Ian se retesou e olhou para o lado, como se Eduardo tivesse acertado em cheio e disse que era melhor pararem, já eram cinco horas de viagem, mesmo que fosse na floresta já que era melhor para se esconder do que em uma hospedaria barata onde o dono os entregaria de volta para Asteria.
Mas não notou que o olhar do jovem estava preocupado com outras coisas, a floresta era o de menos, já que tinha pesadelos constantemente. Era confuso, ele era rei de Asteria e Ian estava em uma jaula na masmorra, completamente fora de si, uma fera descontrolada. E ele sempre o visitava e acabavam tendo sexo. E sempre nessa parte, ele acordava sobressaltado com uma frase na cabeça: ''Não posso te deixar partir, você ficará comigo mesmo que não possa mais me ouvir. ''
E tinha certeza que sonharia com aquilo novamente. E que choraria silenciosamente enquanto dormia com medo daquilo acontecer. E de que Ian estaria descansando enquanto ele tinha pesadelos de dar agonia, já que no sonho, ele próprio enquanto sonhador, não era capaz de sentir nada e tinha um constante peso no coração, como se o seu eu verdadeiro estivesse preso na própria mente, com uma culpa constante.
No meio da noite, acordou mais uma vez, sobressaltado e notou Ian do lado dele, sentado com uma expressão preocupada e quase debruçado em cima.
—Está tudo bem?
—É meio óbvio que não estou bem. Eu tive a merda de um pesadelo pela quinta vez seguida no dia, e você ainda me faz responder se estou bem.
—Eu não vou adivinhar. Bem, o que tinha esse pesadelo?

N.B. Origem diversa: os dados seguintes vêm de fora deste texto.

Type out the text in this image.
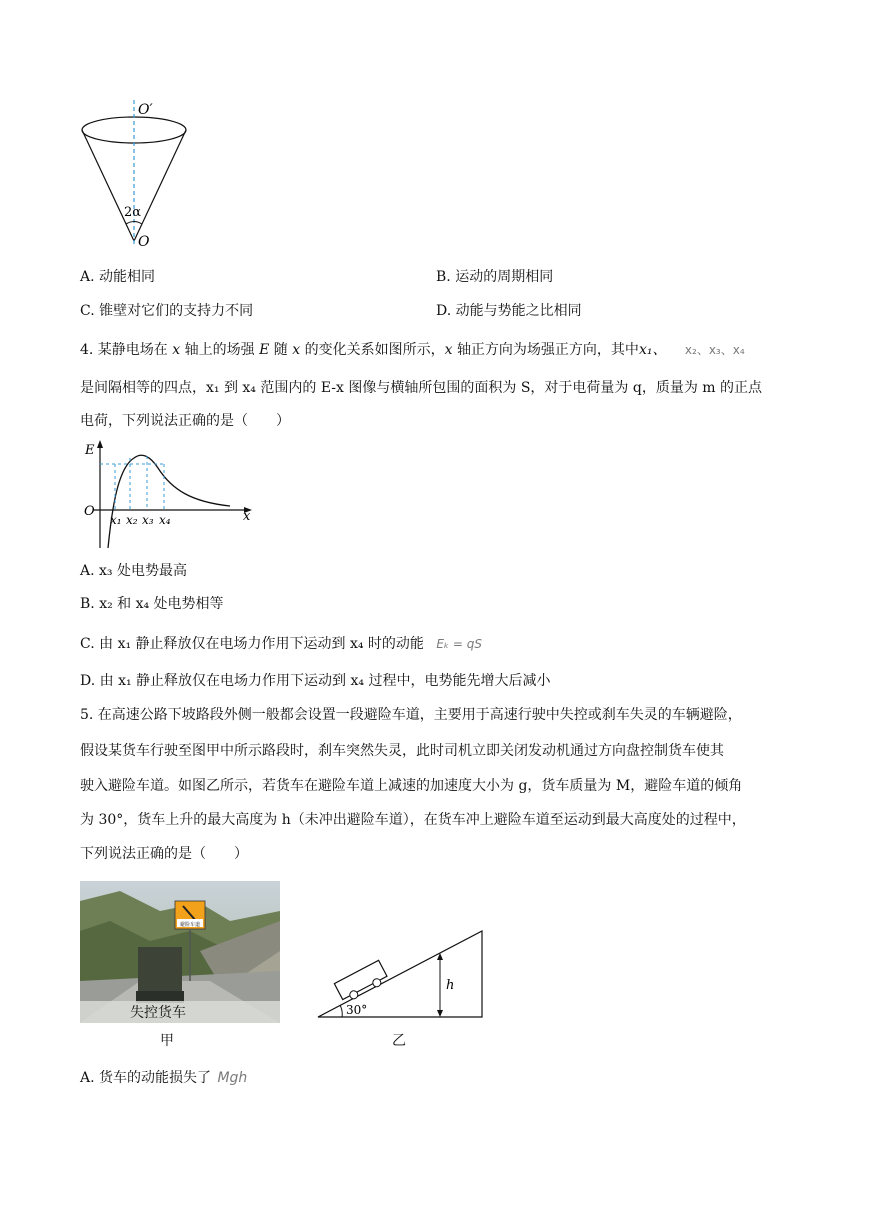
O′
O
2α
A. 动能相同	B. 运动的周期相同
C. 锥壁对它们的支持力不同	D. 动能与势能之比相同
4. 某静电场在 x 轴上的场强 E 随 x 的变化关系如图所示，x 轴正方向为场强正方向，其中x₁、 x₂、x₃、x₄
是间隔相等的四点，x₁ 到 x₄ 范围内的 E-x 图像与横轴所包围的面积为 S，对于电荷量为 q，质量为 m 的正点
电荷，下列说法正确的是（　　）
E
O	x
x₁ x₂ x₃ x₄
A. x₃ 处电势最高
B. x₂ 和 x₄ 处电势相等
C. 由 x₁ 静止释放仅在电场力作用下运动到 x₄ 时的动能 Eₖ = qS
D. 由 x₁ 静止释放仅在电场力作用下运动到 x₄ 过程中，电势能先增大后减小
5. 在高速公路下坡路段外侧一般都会设置一段避险车道，主要用于高速行驶中失控或刹车失灵的车辆避险，
假设某货车行驶至图甲中所示路段时，刹车突然失灵，此时司机立即关闭发动机通过方向盘控制货车使其
驶入避险车道。如图乙所示，若货车在避险车道上减速的加速度大小为 g，货车质量为 M，避险车道的倾角
为 30°，货车上升的最大高度为 h（未冲出避险车道），在货车冲上避险车道至运动到最大高度处的过程中，
下列说法正确的是（　　）
避险车道
失控货车
甲
30°
h
乙
A. 货车的动能损失了 Mgh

—Bem, como vou explicar. Eu estava em algum lugar do castelo de Carminle, reclamando sobre como deveria me preparar para a guerra, até um dos meus soldados falar que a fera dentro das masmorras estava ameaçando quebrar as barras de metal da cela e ninguém tinha coragem de entrar lá. Lembro-me de ter resmungado um ''covardes'', e caminhei até a masmorra em passos lentos, se bem que pareceu um caminho bastante comprido então fui devagar propositalmente. Quando cheguei à masmorra, sorri ao olhar para a cela toda destruída da fera e caminhei até ela, passando a mão em seu rosto. E falei um nome que eu não conhecia. Gabriel. E beijei a fera, que com garras começava a me arranhar e as presas a me machucar, mas eu não me importava, e um pouco depois eu estava... fazendo sexo com a fera. E eu sempre acordo nessa parte, então não pergunte detalhes.
Mas Ian não falou nada, apenas abraçou Eduardo, que confuso, começou a soluçar nos ombros reconfortantes e quando se deu por si, estava chorando desconsolado. Até se sentiu um pouco carregado, e quando olhou para o céu notou-o cheio de nuvens pesadas com gotas grossas e tudo que uma nuvem de tempestade poderia oferecer.
—Ai. Acho que bati minha cabeça em um galho de arvore agora. É... Ian, por que você esta me olhando desse jeito? Como se fosse me encher de carinho só porque chorei. Não preciso de tudo isso.
E quando se deu por si, havia batido a cabeça em um tronco de um carvalho e ficou cara a cara com um Ian de expressão nublada e que logo passou a mão em seu rosto, contornando cada traço: as orelhas, o nariz, o canto dos olhos e a boca. E sem querer, nervoso, mordeu o dedo que estava sobre os lábios dele.
Arrependera-se amargamente daquilo. Os dedos eram forçados na boca, que continuava fechada. Os dedos pararam, e então vieram os lábios, urgentes e clamando por atenção, com os dedos procurando algo para se apoiar, enquanto a língua pedia passagem. A capa foi a primeira a cair no solo lamacento da floresta, enquanto a boca de Ian mordia e lambia o pescoço de Eduardo, que não tendo onde se agarrar tinha as mãos ao redor do pescoço do outro.
Como um verdadeiro animal com sentimentos, os mesmos locais onde ele havia mordido ele começara a encher de beijos cálidos e desesperados, enquanto o outro se debatia no chão, ameaçando sujar os dois de lama e barro.
—Você podia ao menos ficar quieto.
—Ficar quieto? Você nem sabe os efeitos colaterais disso em mim e está fazendo coisas que eu não tenho certeza se quero.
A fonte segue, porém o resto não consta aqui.